Even though the information about all countries and workers in agriculture is not available yet, there is data on some of the biggest producers. For example, 9 percent of Brazillian rural landowners did not finish elementary school and 27 percent of them are illiterate. Additionally 53 percent have completed elementary school but did not continue their education further. Obviously, these circumstances have a major negative effect on how they run their farms, the kind of decisions they make, and whether they are capable of implementing new technologies or not.

In comparison, the situation in the U.S. is quite different. Around 30 percent of American farmers went to college, and about half of them actually graduated with a degree. However, because of the prices on education and expenses that a farm would require, many have to make a choice between pursuing education or going into farming. Even so, some farmers also manage to attend post-graduate programs.

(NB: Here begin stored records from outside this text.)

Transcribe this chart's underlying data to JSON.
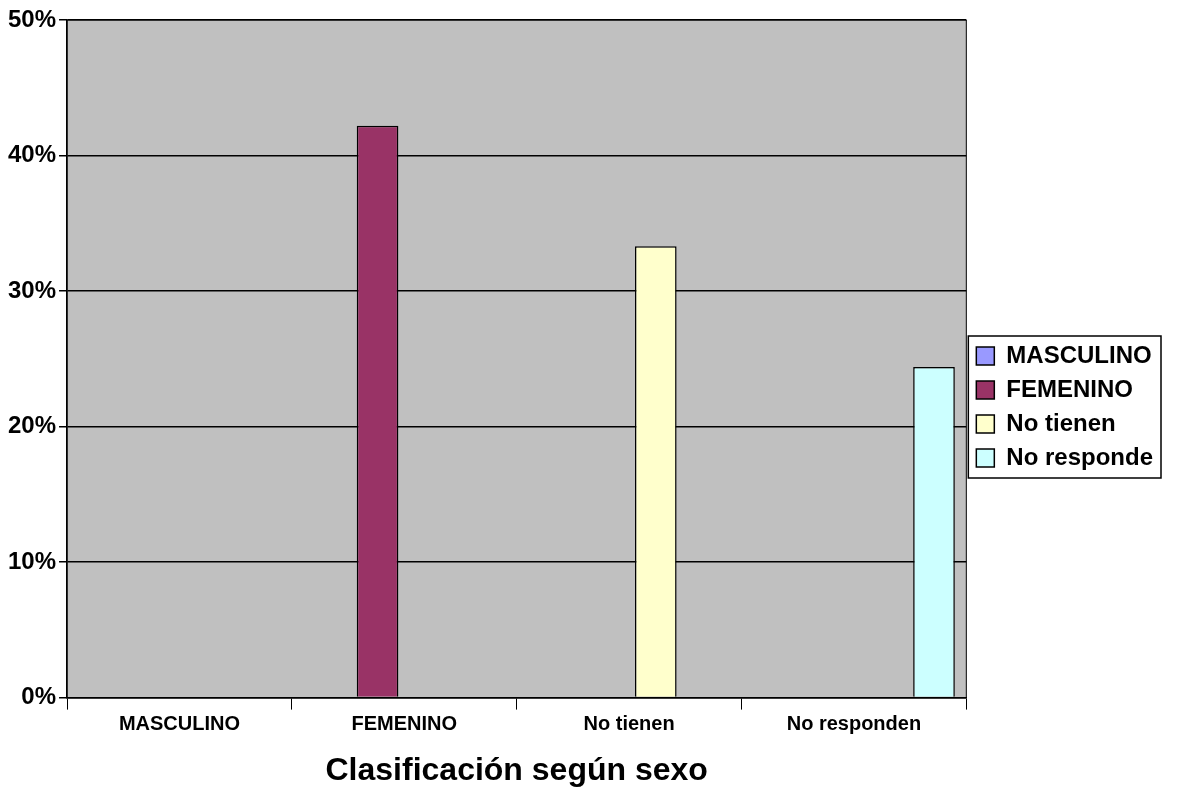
{
  "chart_data": {
    "type": "bar",
    "xlabel": "Clasificación según sexo",
    "categories": [
      "MASCULINO",
      "FEMENINO",
      "No tienen",
      "No responden"
    ],
    "series": [
      {
        "name": "MASCULINO",
        "color": "#9999ff",
        "values": [
          0,
          null,
          null,
          null
        ]
      },
      {
        "name": "FEMENINO",
        "color": "#993366",
        "values": [
          null,
          42.2,
          null,
          null
        ]
      },
      {
        "name": "No tienen",
        "color": "#ffffcc",
        "values": [
          null,
          null,
          33.3,
          null
        ]
      },
      {
        "name": "No responde",
        "color": "#ccffff",
        "values": [
          null,
          null,
          null,
          24.4
        ]
      }
    ],
    "ylim": [
      0,
      50
    ],
    "yticks": [
      {
        "value": 0,
        "label": "0%"
      },
      {
        "value": 10,
        "label": "10%"
      },
      {
        "value": 20,
        "label": "20%"
      },
      {
        "value": 30,
        "label": "30%"
      },
      {
        "value": 40,
        "label": "40%"
      },
      {
        "value": 50,
        "label": "50%"
      }
    ],
    "grid": "y",
    "legend": "right"
  }
}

Age is another impactful factor. In 2013, it was discovered that 31 percent of the farm managers in EU were older than 65 years. Meanwhile, only 6 percent were 30 years younger than that. In the U.S., the figures are similar. An average American farmer is 58 years old. And more than 33 percent of all American farmers are 65 and older.

Telecommunications infrastructure issues

Availability of Internet connection is an important factor when implementing ag tech tools and techniques. The U.S. has no issues with it. Based on this poll, 94 percent of American farmers say that they have access to high-speed internet. However, there are significant issues in Europe even today. It turns out, internet access can still be problematic in some parts of the UK. In 2017, only 59 percent of homes in rural areas had superfast broadband internet. As a result, farmers in further located areas struggle with implementing new technologies and tools. This is a global issue that must be tackled worldwide.

The focus on the future

If something works today, it does not mean that it will be as efficient tomorrow. This relates to the farming approaches too. Experts from all around the world emphasize that ag tech is the future. Based on this report, precision farming will be the biggest trend in agriculture by 2030.

Ag tech tools and techniques show great results both in the U.S. and worldwide. For example, as this study has found, precision farming approach used on hundreds of acres of land leads to significant increases in profit.

Meanwhile, financial and strategic investors are aware of how financially promising the future might be if the crop demand will grow as much as some predict. This is why they are extremely eager to invest in ag tech and the companies that implement precision farming.

For example, The Investment Corporation of Dubai poured $203 million into ag tech, while Japan-based SoftBank had allocated $200 million. Moreover, there is already proof that on average food-and-agribusiness companies have provided higher returns than many other lucrative industries.

All in all, ag tech can enable you to capitalize on the available data, make more informed decisions, get better results,and earn more money while using fewer resources.


Alexandr Sakal is chief science officer for EOS Crop Monitoring, a digital agro platform for effective farm management.